= Panmao Zhai =

Chinese climatologist

Panmao Zhai is a Chinese climatologist, Secretary General of the Chinese Meteorological Society, and one of six co-chair of the Intergovernmental Panel on Climate Change working groups.

==Early life and education==
Zhai received his bachelor's degree in climatology from Nanjing University in 1984, and a master's degree in physical climatology, also from Nanjing University, in 1990.

==Career and impact==
Zhai is a professor at the Chinese Academy of Meteorological Sciences. He was previously Director-General of Department of Forecasting and Networking in China Meteorological Administration and the Vice President of Chinese Academy of Meteorological Sciences. He is now the Secretary General of the Chinese Meteorological Society.

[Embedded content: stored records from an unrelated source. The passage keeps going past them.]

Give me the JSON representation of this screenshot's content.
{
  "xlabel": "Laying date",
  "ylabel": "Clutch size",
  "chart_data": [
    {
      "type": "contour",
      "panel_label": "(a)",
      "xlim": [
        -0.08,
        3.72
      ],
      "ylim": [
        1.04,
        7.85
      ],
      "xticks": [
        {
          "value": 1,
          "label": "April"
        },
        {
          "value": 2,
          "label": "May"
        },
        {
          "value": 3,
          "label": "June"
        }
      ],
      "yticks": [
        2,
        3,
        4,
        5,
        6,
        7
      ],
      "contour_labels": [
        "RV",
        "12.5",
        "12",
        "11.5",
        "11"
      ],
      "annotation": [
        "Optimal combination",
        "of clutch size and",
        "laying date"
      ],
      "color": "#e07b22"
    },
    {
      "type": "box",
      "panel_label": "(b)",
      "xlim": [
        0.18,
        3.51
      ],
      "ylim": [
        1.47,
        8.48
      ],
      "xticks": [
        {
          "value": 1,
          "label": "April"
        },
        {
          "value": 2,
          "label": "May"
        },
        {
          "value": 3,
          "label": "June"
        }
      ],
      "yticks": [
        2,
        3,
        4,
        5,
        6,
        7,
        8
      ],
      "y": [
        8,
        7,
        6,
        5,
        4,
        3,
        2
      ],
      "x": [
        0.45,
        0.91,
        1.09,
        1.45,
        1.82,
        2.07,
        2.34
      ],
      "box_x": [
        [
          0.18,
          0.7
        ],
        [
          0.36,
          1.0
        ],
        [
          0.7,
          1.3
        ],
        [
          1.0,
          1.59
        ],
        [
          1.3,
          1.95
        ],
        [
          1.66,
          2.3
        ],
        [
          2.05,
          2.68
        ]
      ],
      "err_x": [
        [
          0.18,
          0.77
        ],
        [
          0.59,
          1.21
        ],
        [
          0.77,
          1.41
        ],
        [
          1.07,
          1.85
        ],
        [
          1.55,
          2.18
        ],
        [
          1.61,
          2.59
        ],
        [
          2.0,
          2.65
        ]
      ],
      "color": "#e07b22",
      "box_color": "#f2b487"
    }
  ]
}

===Intergovernmental Panel on Climate Change===
Zhai was a contributing author to the IPCC fourth assessment, and Lead Author of working group I for the IPCC fifth assessment (2008-2015). He was elected as co-chair of the IPCC working group 1 for the sixth assessment.

==Selected works==
- Zhai, P., Zhang, X., Wan, H., & Pan, X. (2005). Trends in total precipitation and frequency of daily precipitation extremes over China. Journal of climate, 18(7), 1096-1108.
- Zhai, P., Sun, A., Ren, F., Liu, X., Gao, B., & Zhang, Q. (1999). Changes of climate extremes in China. In Weather and Climate extremes (pp. 203–218). Springer, Dordrecht.